Accounting concepts:
·
Business
entity concept: Financial
transactions of a business and its owner are treated separately.
·
Money
measurement concept: In accounting, the recorded transactions are the business
transactions that are expressed in
terms of money.
·
Dual aspect
concept: For every credit,
a corresponding debit is made. The recording of a transaction is complete only
with this dual aspect.
·
Going concern
concept: In accounting, a business is anticipated to exist for a long time
while fulfilling its
commitments and obligations. This means that the business will liquidate its
assets at “fire-sale” prices.
·
Cost concept: In the first year of accounting, based on the
original cost, the fixed assets of a business are recorded.
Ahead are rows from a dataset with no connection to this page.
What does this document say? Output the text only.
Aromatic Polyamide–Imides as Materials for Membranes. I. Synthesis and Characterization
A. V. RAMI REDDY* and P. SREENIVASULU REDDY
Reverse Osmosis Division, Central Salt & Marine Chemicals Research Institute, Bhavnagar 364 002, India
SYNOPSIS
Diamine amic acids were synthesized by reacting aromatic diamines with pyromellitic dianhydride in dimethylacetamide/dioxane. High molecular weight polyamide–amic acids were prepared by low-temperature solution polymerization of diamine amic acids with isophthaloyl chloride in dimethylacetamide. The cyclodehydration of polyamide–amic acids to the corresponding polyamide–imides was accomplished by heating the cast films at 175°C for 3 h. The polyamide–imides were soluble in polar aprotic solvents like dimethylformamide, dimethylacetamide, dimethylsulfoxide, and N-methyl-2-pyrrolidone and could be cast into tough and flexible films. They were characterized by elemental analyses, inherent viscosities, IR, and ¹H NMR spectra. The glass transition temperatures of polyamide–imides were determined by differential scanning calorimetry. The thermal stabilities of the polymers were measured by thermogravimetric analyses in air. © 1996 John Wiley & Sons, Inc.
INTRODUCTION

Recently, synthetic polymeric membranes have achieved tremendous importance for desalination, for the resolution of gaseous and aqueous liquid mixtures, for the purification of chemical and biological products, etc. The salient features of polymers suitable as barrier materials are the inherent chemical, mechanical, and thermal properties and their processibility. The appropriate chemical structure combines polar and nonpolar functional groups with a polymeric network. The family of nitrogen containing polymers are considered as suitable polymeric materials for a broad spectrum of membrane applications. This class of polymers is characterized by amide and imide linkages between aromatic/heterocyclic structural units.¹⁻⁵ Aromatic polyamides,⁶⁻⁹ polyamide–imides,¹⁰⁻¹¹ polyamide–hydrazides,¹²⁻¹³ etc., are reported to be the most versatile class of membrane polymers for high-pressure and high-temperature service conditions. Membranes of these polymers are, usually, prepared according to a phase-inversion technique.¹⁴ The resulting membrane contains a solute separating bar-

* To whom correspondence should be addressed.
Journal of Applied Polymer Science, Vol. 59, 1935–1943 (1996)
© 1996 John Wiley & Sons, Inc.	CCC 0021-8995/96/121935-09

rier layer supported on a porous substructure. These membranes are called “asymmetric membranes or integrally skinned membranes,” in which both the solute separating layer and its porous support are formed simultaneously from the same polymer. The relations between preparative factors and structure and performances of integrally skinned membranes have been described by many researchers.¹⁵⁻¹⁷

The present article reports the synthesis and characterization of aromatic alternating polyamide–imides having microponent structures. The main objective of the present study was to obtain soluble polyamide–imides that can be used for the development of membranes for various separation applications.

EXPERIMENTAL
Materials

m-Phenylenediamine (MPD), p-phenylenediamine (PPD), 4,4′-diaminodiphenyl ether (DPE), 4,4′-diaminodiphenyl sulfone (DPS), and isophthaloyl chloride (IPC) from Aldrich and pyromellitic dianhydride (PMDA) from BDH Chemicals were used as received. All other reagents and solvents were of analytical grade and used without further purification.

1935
Subsequently,
depreciation is excluded while recording. On fixed assets, the rise or fall of
market price is excluded.
·
Accounting
year concept: Each business
chooses a specific time period to complete a cycle of the accounting
process—for example, monthly, quarterly, or annually—as per a fiscal or a
calendar year.
·
Matching
concept: In a given
accounting period, it is expected that for every entry of revenue recorded
there should be an equal expense entry for calculating profit or loss.
·
Realization
concept: Profit is recognized
only when it is earned. For example: Any advance is not considered unless
the product is delivered to the customer.